Un’amica alla stazione.

I miei occhi stanno dentro occhiaie larghe, cerchi neri che sono strade, fossi indistinti. Le pupille accartocciate. Intorno si spande un’iride di mare sospeso, in ascolto. Il mento è largo, sorregge una bocca che piega verso destra, solo quando rido.

Come ha fatto, lui, a preferire me?

Come ha fatto, l’altra sera, a sfilarmi il vestito? A rovistarmi dentro il reggiseno?

E io, come ho fatto, io, a lasciarlo fare?

Non ci hai visto, amica. Ti chiamo ancora così, posso? Per quanto ancora?

Non riuscirò a non dirti nulla. Lui può, lo so. Perché lui è un maschio.

Così una mattina non saprò guardarti più.

Arriverà una colazione frettolosa alla stazione, il tuo solito cappuccio con il latte di soia. E lì, tra i lamenti cigolanti dei treni sui binari, ti dirò che un pomeriggio, in studio, ho fatto l’amore con tuo marito. Che non era amore. Che era follia. E non lo meritavi.

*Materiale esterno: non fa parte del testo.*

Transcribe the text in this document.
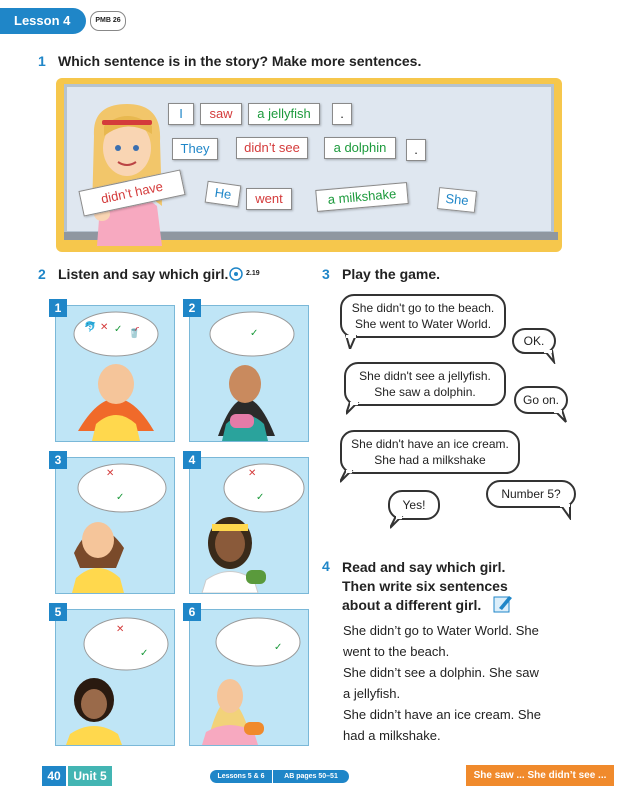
Lesson 4	PMB 26
1 Which sentence is in the story? Make more sentences.
I	saw	a jellyfish	.
They	didn’t see	a dolphin	.
didn’t have	He	went	a milkshake	She
2 Listen and say which girl.	2.19
🐬 ✕ ✓ 🥤
1
✓
2
✕
✓
3
✕
✓
4
✕
✓
5
✓
6
3 Play the game.
She didn't go to the beach.
She went to Water World.
OK.
She didn't see a jellyfish.
She saw a dolphin.
Go on.
She didn't have an ice cream.
She had a milkshake
Yes!
Number 5?
4 Read and say which girl.
Then write six sentences
about a different girl.
She didn’t go to Water World. She
went to the beach.
She didn’t see a dolphin. She saw
a jellyfish.
She didn’t have an ice cream. She
had a milkshake.
40	Unit 5	Lessons 5 & 6	AB pages 50–51	She saw ... She didn’t see ...
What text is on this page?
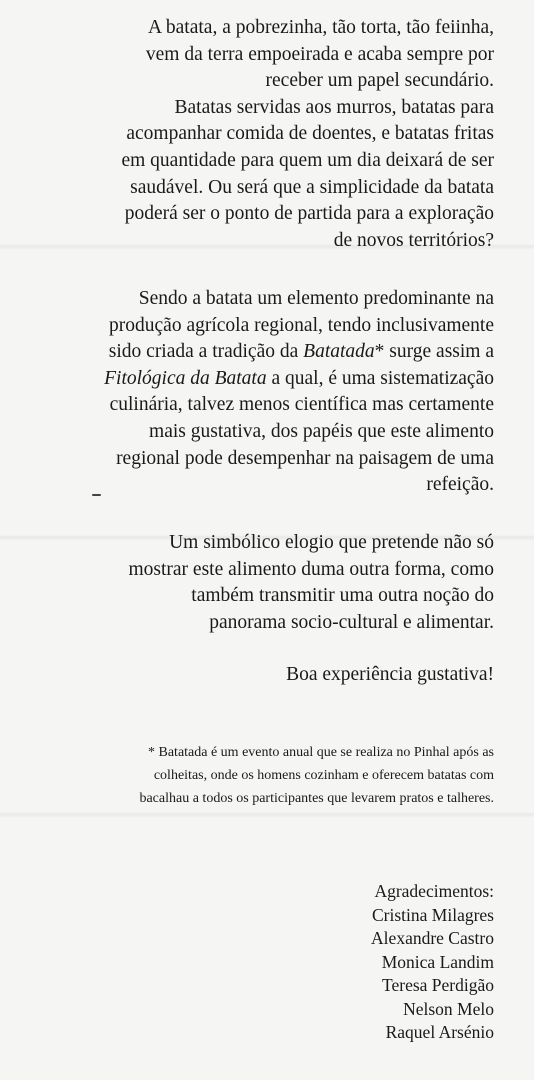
A batata, a pobrezinha, tão torta, tão feiinha,
vem da terra empoeirada e acaba sempre por
receber um papel secundário.
Batatas servidas aos murros, batatas para
acompanhar comida de doentes, e batatas fritas
em quantidade para quem um dia deixará de ser
saudável. Ou será que a simplicidade da batata
poderá ser o ponto de partida para a exploração
de novos territórios?

Sendo a batata um elemento predominante na
produção agrícola regional, tendo inclusivamente
sido criada a tradição da Batatada* surge assim a
Fitológica da Batata a qual, é uma sistematização
culinária, talvez menos científica mas certamente
mais gustativa, dos papéis que este alimento
regional pode desempenhar na paisagem de uma
refeição.

Um simbólico elogio que pretende não só
mostrar este alimento duma outra forma, como
também transmitir uma outra noção do
panorama socio-cultural e alimentar.

Boa experiência gustativa!

* Batatada é um evento anual que se realiza no Pinhal após as
colheitas, onde os homens cozinham e oferecem batatas com
bacalhau a todos os participantes que levarem pratos e talheres.

Agradecimentos:
Cristina Milagres
Alexandre Castro
Monica Landim
Teresa Perdigão
Nelson Melo
Raquel Arsénio
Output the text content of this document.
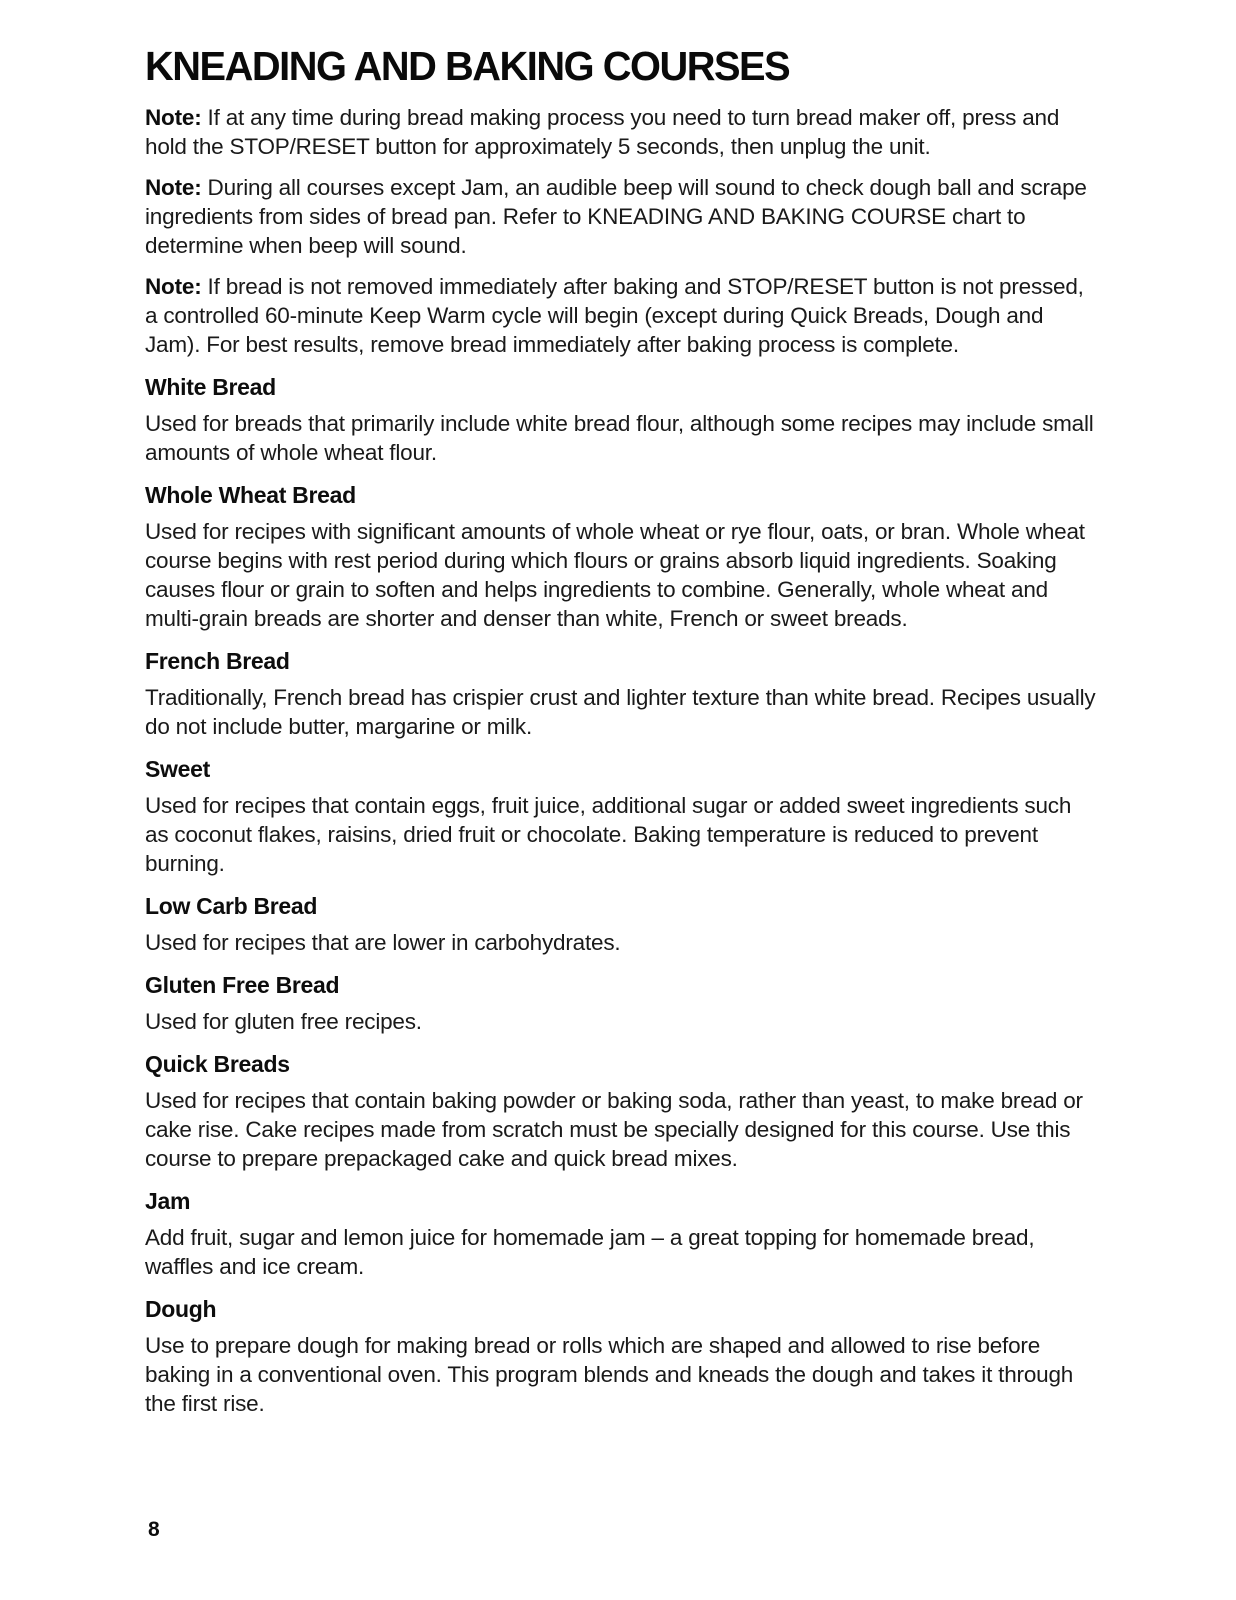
KNEADING AND BAKING COURSES

Note: If at any time during bread making process you need to turn bread maker off, press and hold the STOP/RESET button for approximately 5 seconds, then unplug the unit.

Note: During all courses except Jam, an audible beep will sound to check dough ball and scrape ingredients from sides of bread pan. Refer to KNEADING AND BAKING COURSE chart to determine when beep will sound.

Note: If bread is not removed immediately after baking and STOP/RESET button is not pressed, a controlled 60-minute Keep Warm cycle will begin (except during Quick Breads, Dough and Jam). For best results, remove bread immediately after baking process is complete.

White Bread

Used for breads that primarily include white bread flour, although some recipes may include small amounts of whole wheat flour.

Whole Wheat Bread

Used for recipes with significant amounts of whole wheat or rye flour, oats, or bran. Whole wheat course begins with rest period during which flours or grains absorb liquid ingredients. Soaking causes flour or grain to soften and helps ingredients to combine. Generally, whole wheat and multi-grain breads are shorter and denser than white, French or sweet breads.

French Bread

Traditionally, French bread has crispier crust and lighter texture than white bread. Recipes usually do not include butter, margarine or milk.

Sweet

Used for recipes that contain eggs, fruit juice, additional sugar or added sweet ingredients such as coconut flakes, raisins, dried fruit or chocolate. Baking temperature is reduced to prevent burning.

Low Carb Bread

Used for recipes that are lower in carbohydrates.

Gluten Free Bread

Used for gluten free recipes.

Quick Breads

Used for recipes that contain baking powder or baking soda, rather than yeast, to make bread or cake rise. Cake recipes made from scratch must be specially designed for this course. Use this course to prepare prepackaged cake and quick bread mixes.

Jam

Add fruit, sugar and lemon juice for homemade jam – a great topping for homemade bread, waffles and ice cream.

Dough

Use to prepare dough for making bread or rolls which are shaped and allowed to rise before baking in a conventional oven. This program blends and kneads the dough and takes it through the first rise.

8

Ti chiederò di odiarmi. Almeno tu.

Avrò le mani calde. E io non ho mai le mani calde.

Finirà in quell’istante, veritiero e bagnato di pioggia greve, contro la finestra, la nostra storia di pomeriggi a studiare, di notti a fare l’alba, a ballare.

Avrai la faccia più bella che io abbia mai visto, sotto una coltre dimessa di cipria e di rassegnazione.

La tua risposta sarà una fucilata silenziosa.

“Tienilo”, mi dirai. Con un sorriso acuto e lieve.